French imam Hassen Chalghoumi recently learned firsthand that Islamists despise non-Islamist Muslims as much as they do anyone else. Chalghoumi attracted their ire by coming out strongly in favor of a ban on face-covering veils, a prohibition that is moving closer to reality. Echoing President Nicolas Sarkozy, he described the niqab as a “prison for women, a tool of sexist domination and Islamist indoctrination” that “has no place in France.” Moreover, he explained:
Having French nationality means wanting to take part in society, at school, at work. But with a bit of cloth over their faces, what can these women share with us? If they want to wear the veil, they can go to a country where it’s the tradition, like Saudi Arabia.
“They started to cry ‘Allah akbar’ and ‘God is great,’” recounted Chalghoumi. “Then they insulted me, my mosque, the Jewish community, and the [French] republic. They left after an hour and a half.”

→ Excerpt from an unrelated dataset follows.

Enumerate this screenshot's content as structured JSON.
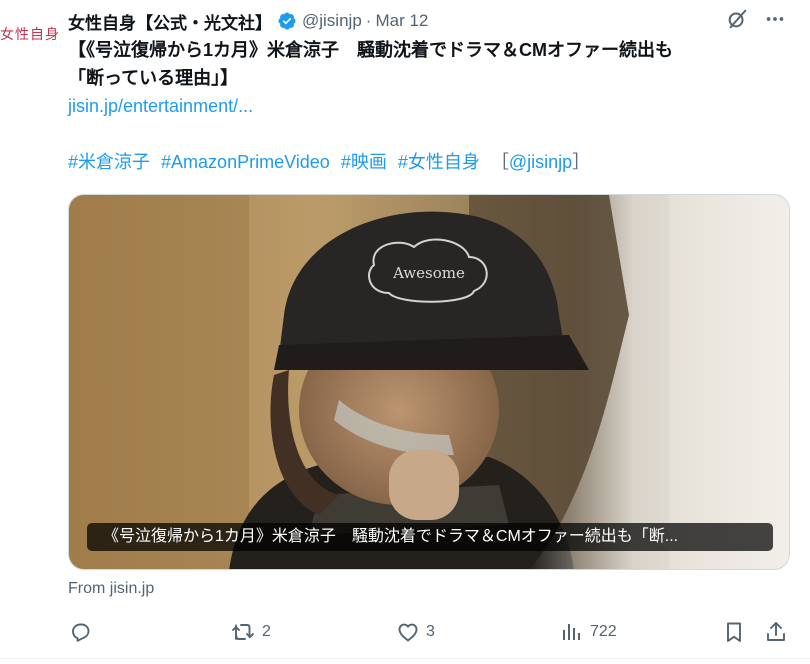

According to a member of the Conference of Imams, the mob condemned Chalghoumi as an apostate and threatened him with “liquidation, this imam of the Jews.”
Undeterred by this atmosphere of intimidation, many other Muslims have gone on offense against radicalism in recent months. Among them:
- The Muslim Canadian Congress called on lawmakers to ban the niqab, declaring it a “political issue promoted by extremists” that “has absolutely no place in Canada.”
- A plan, now canceled, by the radical group Islam4UK to march through an English town known for honoring fallen soldiers earned the very public wrath of numerous Muslims.
- The liberal Norwegian Muslim group LIM (which stands for “equality, integration, diversity” in that nation’s language) challenged fellow Muslims to rally in defense of free speech after Danish cartoonist Kurt Westergaard’s home was attacked.
- Minhaj-ul-Quran, a Sufi Muslim organization operating in the UK, issued a fatwa against suicide bombings, labeling them “totally un-Islamic” and “violations of human rights.”
As the above examples suggest, at the core of the resurgent jihad is a conflict between an authoritarian interpretation of Islam and a more spiritual, secular interpretation. The fate of two worlds — the Western and the Islamic — will be shaped profoundly by the outcome.